A medida foi determinada pelo Supremo Tribunal Federal após denúncia de ameaça.
Decisão partiu do STF
A ordem foi assinada pelo ministro André Mendonça, do STF, e executada na última sexta-feira pela Polícia Federal e pela Secretaria de Estado de Administração Penitenciária.
A decisão ocorre no contexto da investigação sobre descontos irregulares em benefícios do INSS registrados entre 2019 e 2024.
Denúncia de ameaça
Duarte Júnior relatou ter sido ameaçado por Edson Araújo. A denúncia foi apresentada à Polícia Legislativa em 5 de novembro.
No dia seguinte, durante sessão da CPMI do INSS, o deputado federal afirmou que teria recebido mensagens intimidatórias pelo WhatsApp após o depoimento de Abraão Lincoln, presidente da Confederação Brasileira dos Trabalhadores da Pesca e Aquicultura (CBPA).
Lincoln chegou a ser preso por falso testemunho durante os trabalhos da comissão.
Relação com a CPMI do INSS
A medida judicial está diretamente ligada às apurações conduzidas pela CPMI do INSS. A comissão investiga descontos considerados irregulares aplicados em benefícios previdenciários ao longo de cinco anos.
O caso segue dentro das investigações em andamento.
A CPMI do INSS
A CPMI do INSS ganhou grande repercussão nacional porque trata de um tema que afeta diretamente milhões de brasileiros: o pagamento de benefícios previdenciários.

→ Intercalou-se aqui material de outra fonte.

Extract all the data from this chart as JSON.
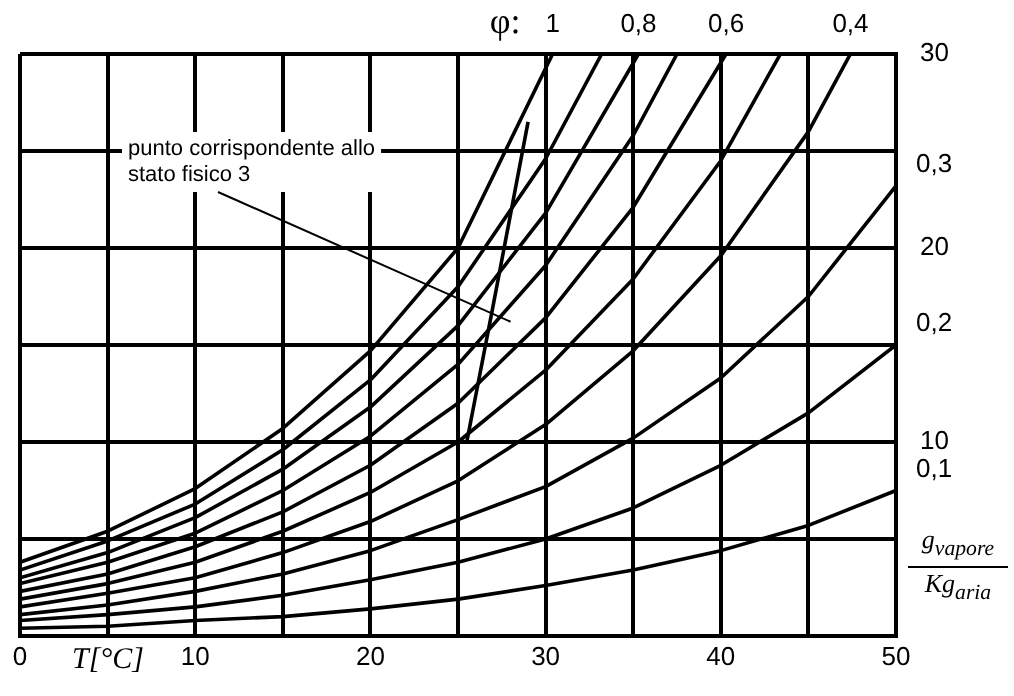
{
  "chart_data": {
    "type": "line",
    "xlabel": "T[°C]",
    "ylabel": "g$_{vapore}$ Kg$_{aria}$",
    "legend_title": "φ:",
    "xlim": [
      0,
      50
    ],
    "xticks": [
      0,
      {
        "value": 5,
        "label": null
      },
      10,
      {
        "value": 15,
        "label": null
      },
      20,
      {
        "value": 25,
        "label": null
      },
      30,
      {
        "value": 35,
        "label": null
      },
      40,
      {
        "value": 45,
        "label": null
      },
      50
    ],
    "ylim": [
      0,
      30
    ],
    "yticks": [
      {
        "value": 0,
        "label": null
      },
      {
        "value": 5,
        "label": null
      },
      10,
      {
        "value": 15,
        "label": null
      },
      20,
      {
        "value": 25,
        "label": null
      },
      30
    ],
    "grid": true,
    "legend": false,
    "marker": "none",
    "line_style": "solid",
    "series": [
      {
        "name": "1",
        "color": "#000000",
        "x": [
          0,
          5,
          10,
          15,
          20,
          25,
          30.4
        ],
        "values": [
          3.8,
          5.4,
          7.6,
          10.7,
          14.7,
          20,
          30
        ]
      },
      {
        "color": "#000000",
        "x": [
          0,
          5,
          10,
          15,
          20,
          25,
          30,
          33.2
        ],
        "values": [
          3.4,
          4.9,
          6.8,
          9.6,
          13.2,
          18,
          24.6,
          30
        ]
      },
      {
        "name": "0,8",
        "color": "#000000",
        "x": [
          0,
          5,
          10,
          15,
          20,
          25,
          30,
          35.3
        ],
        "values": [
          3.0,
          4.3,
          6.1,
          8.6,
          11.8,
          16,
          21.8,
          30
        ]
      },
      {
        "color": "#000000",
        "x": [
          0,
          5,
          10,
          15,
          20,
          25,
          30,
          35,
          37.5
        ],
        "values": [
          2.7,
          3.8,
          5.3,
          7.5,
          10.3,
          14,
          19.1,
          25.8,
          30
        ]
      },
      {
        "name": "0,6",
        "color": "#000000",
        "x": [
          0,
          5,
          10,
          15,
          20,
          25,
          30,
          35,
          40.3
        ],
        "values": [
          2.3,
          3.2,
          4.6,
          6.4,
          8.8,
          12,
          16.4,
          22.1,
          30
        ]
      },
      {
        "color": "#000000",
        "x": [
          0,
          5,
          10,
          15,
          20,
          25,
          30,
          35,
          40,
          43.4
        ],
        "values": [
          1.9,
          2.7,
          3.8,
          5.4,
          7.4,
          10,
          13.7,
          18.4,
          24.5,
          30
        ]
      },
      {
        "name": "0,4",
        "color": "#000000",
        "x": [
          0,
          5,
          10,
          15,
          20,
          25,
          30,
          35,
          40,
          45,
          47.4
        ],
        "values": [
          1.5,
          2.2,
          3.0,
          4.3,
          5.9,
          8,
          10.9,
          14.7,
          19.6,
          26,
          30
        ]
      },
      {
        "name": "0,3",
        "color": "#000000",
        "x": [
          0,
          5,
          10,
          15,
          20,
          25,
          30,
          35,
          40,
          45,
          50
        ],
        "values": [
          1.1,
          1.6,
          2.3,
          3.2,
          4.4,
          6,
          7.7,
          10.2,
          13.3,
          17.5,
          23.2
        ]
      },
      {
        "name": "0,2",
        "color": "#000000",
        "x": [
          0,
          5,
          10,
          15,
          20,
          25,
          30,
          35,
          40,
          45,
          50
        ],
        "values": [
          0.8,
          1.1,
          1.5,
          2.1,
          2.9,
          3.8,
          5.0,
          6.6,
          8.8,
          11.5,
          15
        ]
      },
      {
        "name": "0,1",
        "color": "#000000",
        "x": [
          0,
          5,
          10,
          15,
          20,
          25,
          30,
          35,
          40,
          45,
          50
        ],
        "values": [
          0.4,
          0.5,
          0.8,
          1.0,
          1.4,
          1.9,
          2.6,
          3.4,
          4.4,
          5.7,
          7.5
        ]
      },
      {
        "color": "#000000",
        "x": [
          25.5,
          27,
          29
        ],
        "values": [
          10,
          17,
          26.5
        ]
      }
    ],
    "annotations": [
      {
        "text": "punto corrispondente allo stato fisico 3",
        "x": 28,
        "y": 16.2
      }
    ]
  }
}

A investigação foca em descontos considerados irregulares aplicados em aposentadorias e pensões, o que levantou preocupações sobre possíveis prejuízos financeiros a beneficiários em todo o país. Como o INSS é responsável por pagamentos essenciais para a renda de muitas famílias, qualquer suspeita de irregularidade desperta forte interesse público.
Outro fator que amplia a visibilidade da comissão é o impacto social do tema. Aposentados e pensionistas dependem desses recursos para despesas básicas, como alimentação, moradia e saúde. Por isso, a possibilidade de cobranças indevidas gera preocupação e amplia o debate sobre fiscalização e transparência no sistema previdenciário.
A repercussão também cresce devido à participação de autoridades, depoimentos e prisões ocorridas durante os trabalhos da comissão, o que aumenta a atenção da imprensa e das redes sociais. O caso passou a ser acompanhado de perto por diferentes setores da sociedade, incluindo órgãos de controle, parlamentares e especialistas.
Além disso, a CPMI ocorre em um momento de forte discussão sobre proteção de dados, fraudes digitais e segurança financeira. Esse contexto amplia o interesse público e ajuda a explicar por que as investigações têm mobilizado atenção em todo o país.